1.      Brainstorming, yaitu salah satu teknik untuk membantu subjek membangkitkan ide-ide mengenai solusi yang mungkin dilakukan. Terapis bersama subjek  menuliskan semua ide-ide yang diungkapkan oleh subjek. Kemudian mengidentifi kesulitan-kesulitan yang mungkin akan dihadapi oleh subjek, baik ketika diperaktikkan, maupun secara kognitif, dan cara mengatasinya.
2.      Teknik dua kolom (teknik pros dan cons), teknik ini berguna saat subjek harus membuat pilihan antara dua hal atau dua solusi yang potensial terhadap satu masalah. Terapi dan subjek bersama-sama menulis keuntungan dan kerugian dari masing-masing pilihan, dari hasil yang akan diperoleh, dan kemungkinan-kemungkinan yang akan terjadi.


f.       Latihan menggunakan imajinasi untuk membayangkan secara detail mengenai tahap-tahap yang akan dilakukan oleh subjek dan konsekuensi yang mungkin dihadapi oleh subjek.
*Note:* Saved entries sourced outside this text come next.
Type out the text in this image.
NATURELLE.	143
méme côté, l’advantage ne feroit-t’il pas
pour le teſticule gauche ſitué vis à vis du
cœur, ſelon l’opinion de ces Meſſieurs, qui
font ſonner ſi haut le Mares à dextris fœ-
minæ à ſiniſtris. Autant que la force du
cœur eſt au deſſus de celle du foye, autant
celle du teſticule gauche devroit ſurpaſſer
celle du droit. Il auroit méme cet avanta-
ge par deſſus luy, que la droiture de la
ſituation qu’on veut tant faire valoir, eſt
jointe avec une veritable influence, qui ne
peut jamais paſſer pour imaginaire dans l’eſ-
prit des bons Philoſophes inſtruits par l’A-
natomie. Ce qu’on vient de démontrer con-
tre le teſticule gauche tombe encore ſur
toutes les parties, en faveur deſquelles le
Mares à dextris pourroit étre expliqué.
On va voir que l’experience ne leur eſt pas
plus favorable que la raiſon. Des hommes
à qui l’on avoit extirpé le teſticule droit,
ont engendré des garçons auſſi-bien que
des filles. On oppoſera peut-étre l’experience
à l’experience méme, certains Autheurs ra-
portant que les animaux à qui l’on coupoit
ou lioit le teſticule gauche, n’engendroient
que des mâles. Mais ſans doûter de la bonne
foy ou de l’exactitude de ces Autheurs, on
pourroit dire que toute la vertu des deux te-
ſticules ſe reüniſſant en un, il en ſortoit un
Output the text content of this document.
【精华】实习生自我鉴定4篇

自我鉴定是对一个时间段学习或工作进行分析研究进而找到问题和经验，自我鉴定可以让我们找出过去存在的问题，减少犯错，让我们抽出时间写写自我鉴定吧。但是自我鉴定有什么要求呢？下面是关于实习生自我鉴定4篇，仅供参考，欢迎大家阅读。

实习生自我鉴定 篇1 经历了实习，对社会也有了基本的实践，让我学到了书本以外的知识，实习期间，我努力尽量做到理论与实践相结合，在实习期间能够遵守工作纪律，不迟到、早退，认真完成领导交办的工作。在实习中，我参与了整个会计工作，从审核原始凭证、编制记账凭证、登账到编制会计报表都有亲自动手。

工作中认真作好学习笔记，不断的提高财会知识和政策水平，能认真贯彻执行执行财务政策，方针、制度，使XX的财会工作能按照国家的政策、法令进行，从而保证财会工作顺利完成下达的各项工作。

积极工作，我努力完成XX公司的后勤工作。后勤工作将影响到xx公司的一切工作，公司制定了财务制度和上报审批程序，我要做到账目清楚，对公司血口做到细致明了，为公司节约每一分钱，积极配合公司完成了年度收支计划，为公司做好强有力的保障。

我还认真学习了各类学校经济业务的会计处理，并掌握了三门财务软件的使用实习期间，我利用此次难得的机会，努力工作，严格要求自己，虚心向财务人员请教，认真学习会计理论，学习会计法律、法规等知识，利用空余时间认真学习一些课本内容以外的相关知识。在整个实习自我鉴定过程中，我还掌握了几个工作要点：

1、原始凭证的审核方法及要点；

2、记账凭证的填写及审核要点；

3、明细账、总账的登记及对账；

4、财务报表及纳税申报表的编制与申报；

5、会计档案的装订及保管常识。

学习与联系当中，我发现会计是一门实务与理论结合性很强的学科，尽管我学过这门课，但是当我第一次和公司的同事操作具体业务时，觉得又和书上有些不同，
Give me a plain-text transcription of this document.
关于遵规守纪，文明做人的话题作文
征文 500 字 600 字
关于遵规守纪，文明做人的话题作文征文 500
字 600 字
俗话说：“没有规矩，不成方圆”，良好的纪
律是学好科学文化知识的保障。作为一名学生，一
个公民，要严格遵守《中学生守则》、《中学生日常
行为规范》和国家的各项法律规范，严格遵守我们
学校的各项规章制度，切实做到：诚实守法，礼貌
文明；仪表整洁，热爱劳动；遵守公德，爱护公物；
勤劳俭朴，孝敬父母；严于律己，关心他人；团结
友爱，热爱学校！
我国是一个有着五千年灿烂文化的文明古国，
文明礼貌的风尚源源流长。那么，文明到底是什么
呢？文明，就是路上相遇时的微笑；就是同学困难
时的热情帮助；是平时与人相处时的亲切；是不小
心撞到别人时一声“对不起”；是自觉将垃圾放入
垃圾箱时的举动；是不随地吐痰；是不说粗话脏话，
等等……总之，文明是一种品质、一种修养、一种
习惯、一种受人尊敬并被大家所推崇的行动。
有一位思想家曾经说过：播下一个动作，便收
Tujuannya  adalah untuk membantu subjek mengembangkan kepercayaan dirinya dalam mengidentifikasi kemungkinan kesulitan-kesulitan yang akan dihadapi oleh subjek tersebut

g.       Latihan perilaku dengan mendekati objek yang ditakuti dari jarak yang rendah sampai yang tertinggi

1.      Melihat pantai atau kali dari 1 meter
2.      Mendekati pantai atau kali dan melihat batu cadas dan kerikil dalam jarak 1 meter
3.      Melihat dan mendekati batu cadas dan kerikil dalam jarak 100 meter.
4.      Menginjak kaki ke pasir
5.      Berjalan dan menyentuhkan kaki ke baru krikil dan batu cadas.


Conto Pelaksanaan Intervensi
Konsdisi awal
Kegiatan tritmen
Hasil
Subjek selalu merasa takut, gelisah, berkeringat dingin, nafas tersengal-sengal
1.    Mengindentifikasikan dan mengoreksi keyakinan-keyakinan yang disfungsional dan merekonstruksikan melalui pemaparan agar subjek menyadari bahwa pikiran yang menghasilkan kecemasan harus dihadapi dan bukan dihindari.
2.    Mengajarkan subjek relaksasi pernafasan dan mengajarkan subjek secara bertahap berhadapan dengan stimulus pembangkit kecemasannya, yaitu batu cadas yang ada di pantai.
Dengan kegiatan yang telah dilaksanakan oleh subjek, maka dengan inisiatifnya sendiri, subjek telah mampu mengatasi kecemasannya dan pergi ke pantai.



DAFTAR PUSTAKA

Oemarjoedi, A. K. (2003). Pendekatan cognitive behavior dalam psikoterapi. Jakarta: Penerbit Creatif Media.